Since the potentiometer is in balanced condition no current passes through galvanometer.
So applying V=IR for potentiometer
12v=(8+4)I
12=12I
I=1A
BY applying V=IR to potentiometer wire
V=4I=4.1
V=4v
Potential drop per unit length
k=4v/4m K=1 vm^-1

I have no idea to find potential of the points of circuit which is connected to the potentiometer. How to find that. When Kirchoff;s laws applied that potential get 0 and balanced length become 0.

Applying Kirchoff's Laws
4v=6I₁
I₁=2/3 A

-2v=2I₂
I₂=-1A
Direction of current is opposite

Now by V=IR, the potential of circuit become 0.
How to complete this.

 

[cnh1995]

I believe there is a mistake in the diagram. The middle wire( where i1-i2 is shown) should not be there. It connects one end of galvanometer to 12V directly.
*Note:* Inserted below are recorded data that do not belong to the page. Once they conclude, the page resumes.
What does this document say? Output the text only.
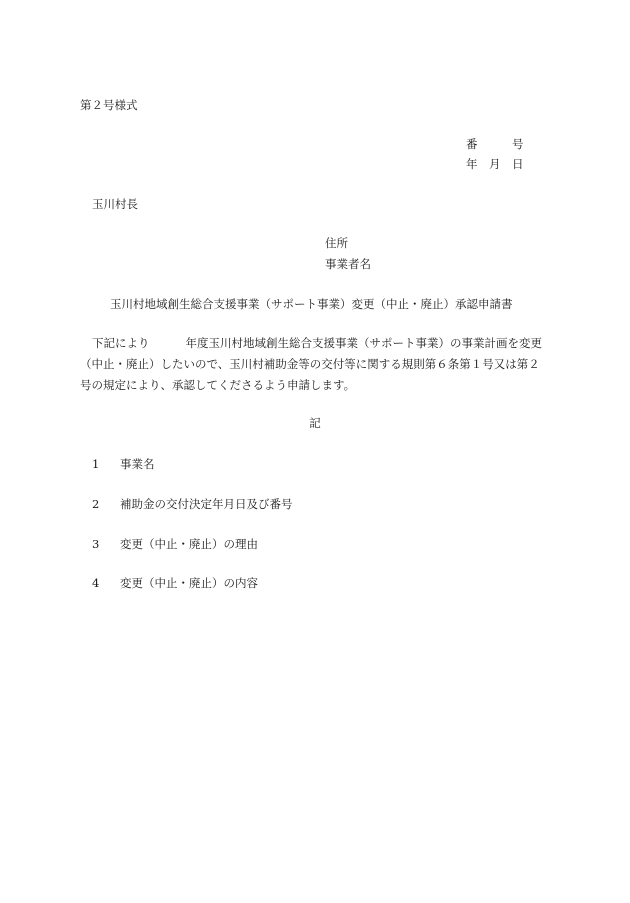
第２号様式
番	号
年 月 日
玉川村長
住所
事業者名
玉川村地域創生総合支援事業（サポート事業）変更（中止・廃止）承認申請書
下記により	年度玉川村地域創生総合支援事業（サポート事業）の事業計画を変更
（中止・廃止）したいので、玉川村補助金等の交付等に関する規則第６条第１号又は第２
号の規定により、承認してくださるよう申請します。
記
1 事業名
2 補助金の交付決定年月日及び番号
3 変更（中止・廃止）の理由
4 変更（中止・廃止）の内容
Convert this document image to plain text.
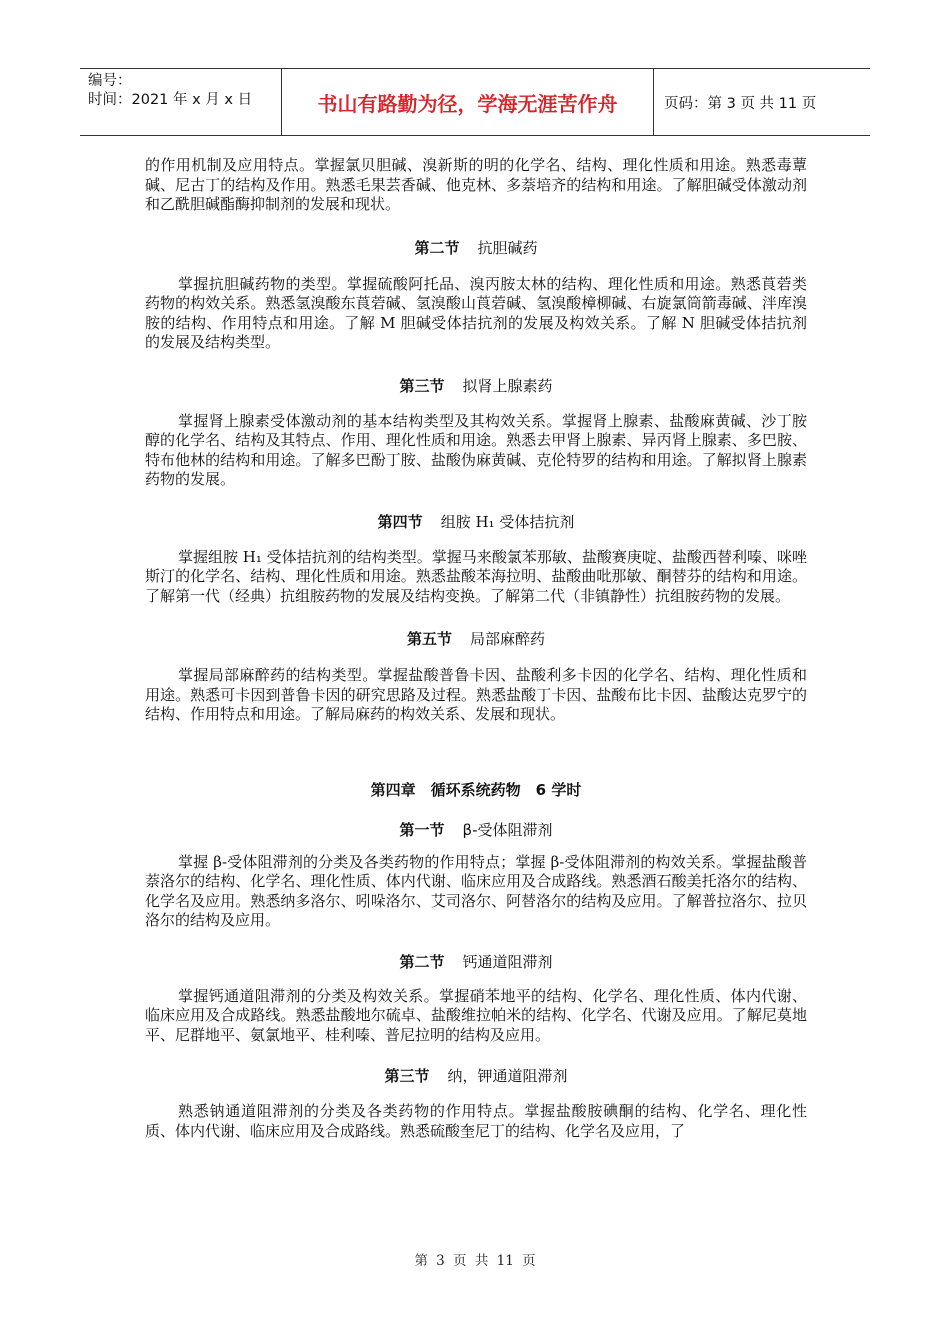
编号：
时间：2021 年 x 月 x 日	书山有路勤为径，学海无涯苦作舟	页码：第 3 页 共 11 页

的作用机制及应用特点。掌握氯贝胆碱、溴新斯的明的化学名、结构、理化性质和用途。熟悉毒蕈碱、尼古丁的结构及作用。熟悉毛果芸香碱、他克林、多萘培齐的结构和用途。了解胆碱受体激动剂和乙酰胆碱酯酶抑制剂的发展和现状。

第二节 抗胆碱药

掌握抗胆碱药物的类型。掌握硫酸阿托品、溴丙胺太林的结构、理化性质和用途。熟悉莨菪类药物的构效关系。熟悉氢溴酸东莨菪碱、氢溴酸山莨菪碱、氢溴酸樟柳碱、右旋氯筒箭毒碱、泮库溴胺的结构、作用特点和用途。了解 M 胆碱受体拮抗剂的发展及构效关系。了解 N 胆碱受体拮抗剂的发展及结构类型。

第三节 拟肾上腺素药

掌握肾上腺素受体激动剂的基本结构类型及其构效关系。掌握肾上腺素、盐酸麻黄碱、沙丁胺醇的化学名、结构及其特点、作用、理化性质和用途。熟悉去甲肾上腺素、异丙肾上腺素、多巴胺、特布他林的结构和用途。了解多巴酚丁胺、盐酸伪麻黄碱、克伦特罗的结构和用途。了解拟肾上腺素药物的发展。

第四节 组胺 H₁ 受体拮抗剂

掌握组胺 H₁ 受体拮抗剂的结构类型。掌握马来酸氯苯那敏、盐酸赛庚啶、盐酸西替利嗪、咪唑斯汀的化学名、结构、理化性质和用途。熟悉盐酸苯海拉明、盐酸曲吡那敏、酮替芬的结构和用途。了解第一代（经典）抗组胺药物的发展及结构变换。了解第二代（非镇静性）抗组胺药物的发展。

第五节 局部麻醉药

掌握局部麻醉药的结构类型。掌握盐酸普鲁卡因、盐酸利多卡因的化学名、结构、理化性质和用途。熟悉可卡因到普鲁卡因的研究思路及过程。熟悉盐酸丁卡因、盐酸布比卡因、盐酸达克罗宁的结构、作用特点和用途。了解局麻药的构效关系、发展和现状。

第四章　循环系统药物　6 学时
第一节 β-受体阻滞剂

掌握 β-受体阻滞剂的分类及各类药物的作用特点；掌握 β-受体阻滞剂的构效关系。掌握盐酸普萘洛尔的结构、化学名、理化性质、体内代谢、临床应用及合成路线。熟悉酒石酸美托洛尔的结构、化学名及应用。熟悉纳多洛尔、吲哚洛尔、艾司洛尔、阿替洛尔的结构及应用。了解普拉洛尔、拉贝洛尔的结构及应用。

第二节 钙通道阻滞剂

掌握钙通道阻滞剂的分类及构效关系。掌握硝苯地平的结构、化学名、理化性质、体内代谢、临床应用及合成路线。熟悉盐酸地尔硫卓、盐酸维拉帕米的结构、化学名、代谢及应用。了解尼莫地平、尼群地平、氨氯地平、桂利嗪、普尼拉明的结构及应用。

第三节 纳，钾通道阻滞剂

熟悉钠通道阻滞剂的分类及各类药物的作用特点。掌握盐酸胺碘酮的结构、化学名、理化性质、体内代谢、临床应用及合成路线。熟悉硫酸奎尼丁的结构、化学名及应用，了

第 3 页 共 11 页
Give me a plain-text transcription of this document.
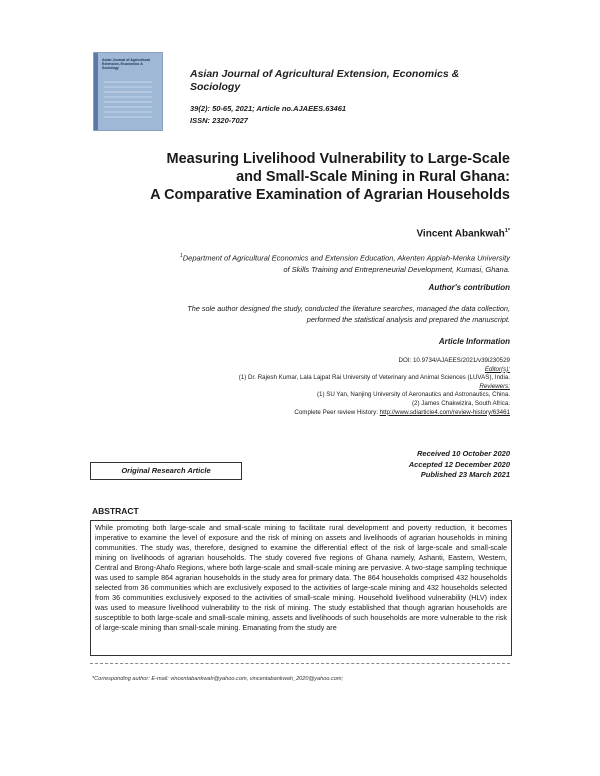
Asian Journal of Agricultural Extension, Economics & Sociology	Asian Journal of Agricultural Extension, Economics & Sociology
39(2): 50-65, 2021; Article no.AJAEES.63461
ISSN: 2320-7027
Measuring Livelihood Vulnerability to Large-Scale
and Small-Scale Mining in Rural Ghana:
A Comparative Examination of Agrarian Households
Vincent Abankwah$^{1*}$
$^1$Department of Agricultural Economics and Extension Education, Akenten Appiah-Menka University
of Skills Training and Entrepreneurial Development, Kumasi, Ghana.
Author's contribution
The sole author designed the study, conducted the literature searches, managed the data collection,
performed the statistical analysis and prepared the manuscript.
Article Information
DOI: 10.9734/AJAEES/2021/v39i230529
Editor(s):
(1) Dr. Rajesh Kumar, Lala Lajpat Rai University of Veterinary and Animal Sciences (LUVAS), India.
Reviewers:
(1) SU Yan, Nanjing University of Aeronautics and Astronautics, China.
(2) James Chakwizira, South Africa.
Complete Peer review History: http://www.sdiarticle4.com/review-history/63461
Original Research Article
Received 10 October 2020
Accepted 12 December 2020
Published 23 March 2021
ABSTRACT
While promoting both large-scale and small-scale mining to facilitate rural development and poverty reduction, it becomes imperative to examine the level of exposure and the risk of mining on assets and livelihoods of agrarian households in mining communities. The study was, therefore, designed to examine the differential effect of the risk of large-scale and small-scale mining on livelihoods of agrarian households. The study covered five regions of Ghana namely, Ashanti, Eastern, Western, Central and Brong-Ahafo Regions, where both large-scale and small-scale mining are pervasive. A two-stage sampling technique was used to sample 864 agrarian households in the study area for primary data. The 864 households comprised 432 households selected from 36 communities which are exclusively exposed to the activities of large-scale mining and 432 households selected from 36 communities exclusively exposed to the activities of small-scale mining. Household livelihood vulnerability (HLV) index was used to measure livelihood vulnerability to the risk of mining. The study established that though agrarian households are susceptible to both large-scale and small-scale mining, assets and livelihoods of such households are more vulnerable to the risk of large-scale mining than small-scale mining. Emanating from the study are
*Corresponding author: E-mail: vincentabankwah@yahoo.com, vincentabankwah_2020@yahoo.com;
If it is there, the galvanomater will read 0 at point A.
If the middle wire is not there:
Assigning potentials to various points, let A be at 12V. So, B is at 8V and so on..
Applying KVL to the loop containing the two sources, it turns out that one end of the galvanometer(fixed end) is at 9.5V potential.
So, when the other (moving) end is also at 9.5V on the wire, galvanometer will read 0.
So, starting from point A(12V), N will be 2.5V away i.e. 2.5m away from point A (since potential gradient=1V/m).
So, the answer should be 250cm, which is none of the options.

 

[lychette]

I agree with CNH to some extent...it looks like a mistake in which case the voltage across the external circuit is 2.5V which equates to a section of wire 2.5m long (any section of wire 2.5m long would 'balance' 2.5V)
If the diagram is not wrong then there is a short circuit caused by that central connection and the voltage across the circuit is ZERO.
I think the 'best' answer is 1/6cm..1.3 mm...the wire is 4000mm long and 1.3mm is as close to zero as makes no difference.
If that is the answer then this is either a stupid question or a question designed to promote discussion.